The first difference is in the type of data they need. Currently, oracles are mostly used for price feeds such as BTC/USD or ETH/USD. TradFi data needs are much broader, covering the entire spectrum of real world assets commonly traded in traditional finance. This is very different from data such as the price of Bitcoin, because while the price of Bitcoin can be drawn from hundreds of sources, real world assets often rely on proprietary data from limited sources.
The second key difference is in the restrictions around TradFi data providers. Many oracle networks today rely on a distributed network of node operators, which in turn rely on multiple sources of data. This is a key part of creating a network that provides reliable data while still allowing anyone to participate – a permissionless system.

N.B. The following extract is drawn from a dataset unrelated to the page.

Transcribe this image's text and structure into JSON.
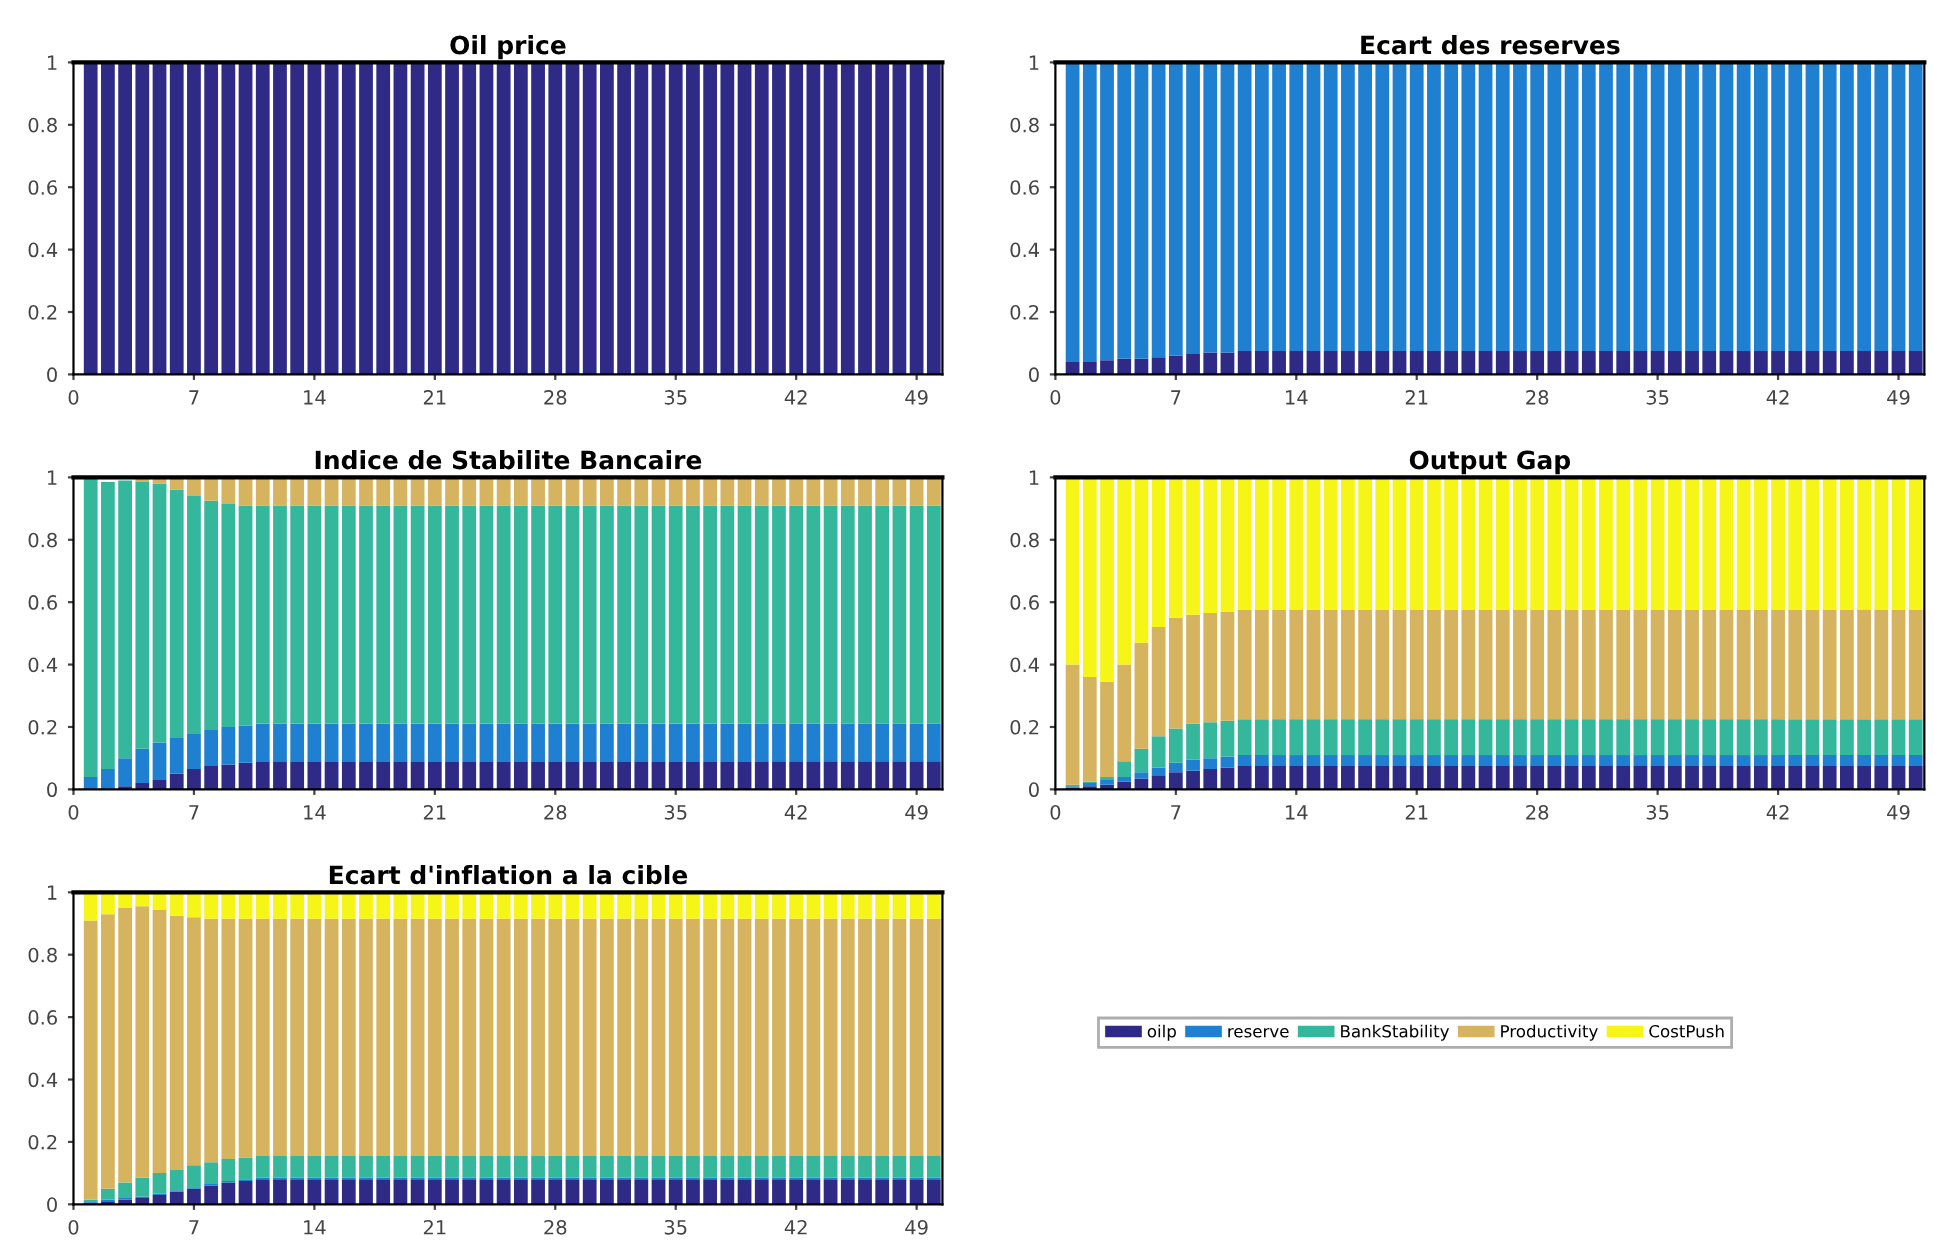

Regulations around TradFi, however, make it such that data providers will often need to be licensed, or are obligated to operate within a set of restrictions. Data providers have to undergo due diligence, and will need to follow rules about how the data is handled and presented, which are enforced by contracts. TradFi institutions need to know everything about the data provider, to ensure that there is accountability when issues arise. These conditions create a permissioned system.
The influx of TradFi capital in crypto applies pressure on many players to adopt permissioned networks, as exemplified by the recent release of various permissioned protocols. This poses a challenge to the vision of a fully-decentralised future, but it also presents an opportunity. Permissioned systems can provide the transparency that is currently lacking in TradFi, provided it can also cater to the regulatory and licensing requirements of TradFi.
Alex ended his presentation by reiterating the fact that Kaiko is actively seeking collaborations with oracles that share the vision of combining institutional-grade market data with robust oracle networks in order to meet the needs of the incoming institutions and their institutional trades.
The Blockchain Oracle Summit was the first conference to focus solely on the importance of oracles. Leading experts from across the DeFi-TradFi spectrum gathered in Berlin to discuss their work using oracles to power innovative use cases of blockchain technology.